Sadly, we’ve gone from one extreme to the other. Under the mayorship of the horrendous Bill de Blasio, police officers were essentially neutered. Their morale was shattered; many left the force altogether while others accepted offers from some of our nation’s bright young governors, such as South Dakota’s Kristi Noem to work there, where crimefighting still mattered.
In other major cities, though, shoplifters are no longer being prosecuted. Storeowners simply keep almost everything under lock and key, because the worst thing that would happen to a thief is to be scolded: “hey, that’s not yours, give it back!”
No criminal suspect should be brutally assaulted, as a jury concluded beyond a reasonable doubt the cops had done to Louima. But victims shouldn’t be handled with kid gloves, either. And bystanders shouldn’t whip out their phones and fancy themselves to be documentary filmmakers as they berate police in the line of duty.
Granted, we should return to neighborhood policing, rather than cops showing up after the fact dressed in combat gear as if they’re under attack by chemical weapons, but that alone won’t stop subway shooters, business robberies, and other lawbreaking outside the particular community being policed.
Criminals smell weakness. They know they won’t be handcuffed literally as long as the police are figuratively.
Forcing New York’s Finest to fight crime like pacifist creampuffs, or encouraging them to commit brutality upon their victims is not a binary choice. There are several levels in between. And with choices come consequences. At times, the police may be a little too rough physically, and quite often, verbally they behave like absolute jerks (I’m thinking of much stronger adjectives, but decency curbs me from disclosing them). And if for whatever reason, to an arresting officer you happen to look like a thug even if you’re not, you may find yourself unjustly harassed. But the tradeoff is that our streets, stores, and subways will be safer.

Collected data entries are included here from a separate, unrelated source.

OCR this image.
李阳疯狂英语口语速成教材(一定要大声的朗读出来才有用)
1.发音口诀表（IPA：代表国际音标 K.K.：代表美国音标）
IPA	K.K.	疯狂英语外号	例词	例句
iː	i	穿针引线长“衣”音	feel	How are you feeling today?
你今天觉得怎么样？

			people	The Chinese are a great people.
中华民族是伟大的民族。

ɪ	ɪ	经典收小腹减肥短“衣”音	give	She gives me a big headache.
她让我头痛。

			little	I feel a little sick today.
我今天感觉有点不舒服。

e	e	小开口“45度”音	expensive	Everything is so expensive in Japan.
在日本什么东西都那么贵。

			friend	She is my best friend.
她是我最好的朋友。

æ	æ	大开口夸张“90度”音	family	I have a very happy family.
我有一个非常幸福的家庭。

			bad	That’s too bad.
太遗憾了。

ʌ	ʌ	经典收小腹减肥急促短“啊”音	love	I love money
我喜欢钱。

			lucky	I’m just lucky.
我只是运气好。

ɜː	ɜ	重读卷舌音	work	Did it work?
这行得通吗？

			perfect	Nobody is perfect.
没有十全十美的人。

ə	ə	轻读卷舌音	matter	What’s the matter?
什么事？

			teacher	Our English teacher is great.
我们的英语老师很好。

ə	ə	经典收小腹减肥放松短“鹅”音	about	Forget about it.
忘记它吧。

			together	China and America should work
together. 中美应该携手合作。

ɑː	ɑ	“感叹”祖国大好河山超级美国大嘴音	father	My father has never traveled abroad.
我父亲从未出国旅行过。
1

Catholic school alumni often recall stories of how nuns would beat them on the knuckles with rulers. That may not be an ideal teaching method, but it probably prevented chaos and anarchy in the classrooms and corridors. In stark contrast, substitute teachers often get abused by students and are often powerless to do anything about it.
Forcing our citizens to go out of their way to act nice and overly respectful when the police walk or drive by may seem like an abuse of our civil liberties.
But the city will be safer.
Americans ought to do a gut check and ask themselves: what’s most important to you in an attorney general or a police commissioner: fighting crime or treating citizens with respect? Of course, we want both, but given the choice, which one of these qualities most prominently comes to mind?
Here in Florida, when attending a ballgame or a concert, the police are usually super-friendly and tend to joke with the crowd as they file into the arenas. In the New York Metropolitan area, I remember cops barking at the crowd, treating them like a drill sergeant might treat new military recruits in boot camp. That’s not very pleasant.
But I’ll take an odious obnoxious cop over a subway shooter anytime.
Bronson’s dead and Goetz is pushing 75, but another vigilante is likely to emerge.
Or, we can elect another Rudy Giuliani.
Maybe Mayor Eric Adams will rise to the occasion. We’ll see.